Education

Ph.D. Applied Physics, Stanford University, 2016

M.S. Applied Physics, Stanford University, 2013 

B.S. Engineering Physics (Summa Cum Laude),
Cornell University, 2010
 

About me

I am currently a Swartz Postdoctoral fellow (since September 2016) at Harvard University in the Center for Brain Science advised by Professor Haim Sompolinsky.

My primary research focus is in analyzing how and when large, highly parameterized models can be fit effectively with limited data, as well as the development of learning algorithms that are effective in this regime.

During my PhD research with Surya Ganguli as a member of the Neural Dynamics and Computation Lab at Stanford University I focused on the developing field of high dimensional statistics, where inference accuracy is hindered by a high dimensional parameter space (the curse of dimensionality). By treating high dimensional inference using mathematics from disordered system and random matrix theory I derived a mathematical description for how classical methods in regression such as maximum likelihood (ML) and maximum-a-posteriori (MAP) can be optimally modified through a 'smoothing' procedure which yields the minimal mean-squared-error in high dimensional regression. Classical statistical estimates of error, which take the limit of infinite data and a finite number of parameters, can be inaccurate or misleading even when the number of training samples is as much as an order of magnitude larger than the number of parameters being learned, so that analysis of high dimensional inference algorithms has application to a variety of 'big data.' 

In my postdoctoral work advised by Haim Sompolinsky as part of the Center for Brain Science at Harvard University, I am expanding on my PhD research by  investigating how and when more general inference algorithms such as neural networks and support vector machines are able to learn a large numbers of model parameters from limited data and generate accurate predictions. In particular, deep convolutional neural networks and ResNets routinely learn a set of parameters as much as two orders of magnitude larger than the number of samples they are trained on. In this over-parameterized setting, classical approaches to estimate or bound generalization error such as Rademacher complexity and VC dimension are no longer effective, and alternative approaches that analyze the average case performance are required. To develop an understanding of these complicated inference algorithms I worked on a combination of theoretical and numerical investigation focused on analyzing neural networks using a student-teacher framework, where one network generates data that another network trains on. A few of the topics I have studied in this context:

  • Analysis of deep and shallow linear networks and how their dynamics lead to a surprising non-monotonic generalization error curve as they are made larger, meaning that bigger neural networks often work better in practice even when they do not need to be larger to fit the data.
  • My work analyzing deep linear networks led to predictions of a speed-accuracy tradeoff which I have worked to numerically investigated in more complicated neural networks.
  • Analytic approach to learning in two layer non-linear networks (trained with stochastic gradient descent) to better understand how the generalization error is impacted by both the learning rate and the mis-match of student and teacher architectures.
  • Investigating how measurements of mutual information in neural networks may be impacted by the neural network architecture and the distribution from which data is generated.

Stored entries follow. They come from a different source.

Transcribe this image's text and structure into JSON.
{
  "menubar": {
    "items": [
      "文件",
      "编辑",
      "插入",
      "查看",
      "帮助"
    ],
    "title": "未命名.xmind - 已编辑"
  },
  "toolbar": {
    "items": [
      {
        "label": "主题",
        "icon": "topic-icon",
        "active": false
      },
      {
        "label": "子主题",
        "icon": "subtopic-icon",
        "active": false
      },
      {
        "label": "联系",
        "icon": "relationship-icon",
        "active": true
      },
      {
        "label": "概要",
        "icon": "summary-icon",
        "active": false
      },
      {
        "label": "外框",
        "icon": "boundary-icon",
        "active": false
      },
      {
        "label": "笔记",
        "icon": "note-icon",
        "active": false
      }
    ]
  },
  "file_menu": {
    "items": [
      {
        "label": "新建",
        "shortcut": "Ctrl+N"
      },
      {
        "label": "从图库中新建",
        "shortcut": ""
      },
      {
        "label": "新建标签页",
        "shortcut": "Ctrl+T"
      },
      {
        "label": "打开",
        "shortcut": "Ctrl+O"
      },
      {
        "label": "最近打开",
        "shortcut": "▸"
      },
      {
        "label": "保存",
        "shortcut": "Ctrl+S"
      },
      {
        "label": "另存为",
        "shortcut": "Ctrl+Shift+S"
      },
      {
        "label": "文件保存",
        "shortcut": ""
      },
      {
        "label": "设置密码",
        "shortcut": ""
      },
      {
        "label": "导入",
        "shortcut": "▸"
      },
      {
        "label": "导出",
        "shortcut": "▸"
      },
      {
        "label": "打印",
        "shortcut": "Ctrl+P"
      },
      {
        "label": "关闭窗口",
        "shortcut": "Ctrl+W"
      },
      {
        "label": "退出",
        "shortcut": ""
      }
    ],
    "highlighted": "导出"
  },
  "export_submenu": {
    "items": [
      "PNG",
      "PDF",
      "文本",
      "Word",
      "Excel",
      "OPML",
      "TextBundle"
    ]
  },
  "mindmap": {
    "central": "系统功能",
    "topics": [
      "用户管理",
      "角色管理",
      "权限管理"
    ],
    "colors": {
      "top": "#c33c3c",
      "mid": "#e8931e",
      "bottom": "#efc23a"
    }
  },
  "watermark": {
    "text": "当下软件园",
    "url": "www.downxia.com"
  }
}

Research work and interests include: High dimensional statistics, deep neural networks, machine learning, compressed sensing, complex systems, cavity method, replica method, loopy belief propagation, approximate message passing, random matrix theory, non-equilibrium statistical physics, adversarial examples and networks, robotics, reinforcement learning.

Outside of research I enjoy recreational rock climbing, running, and playing guitar.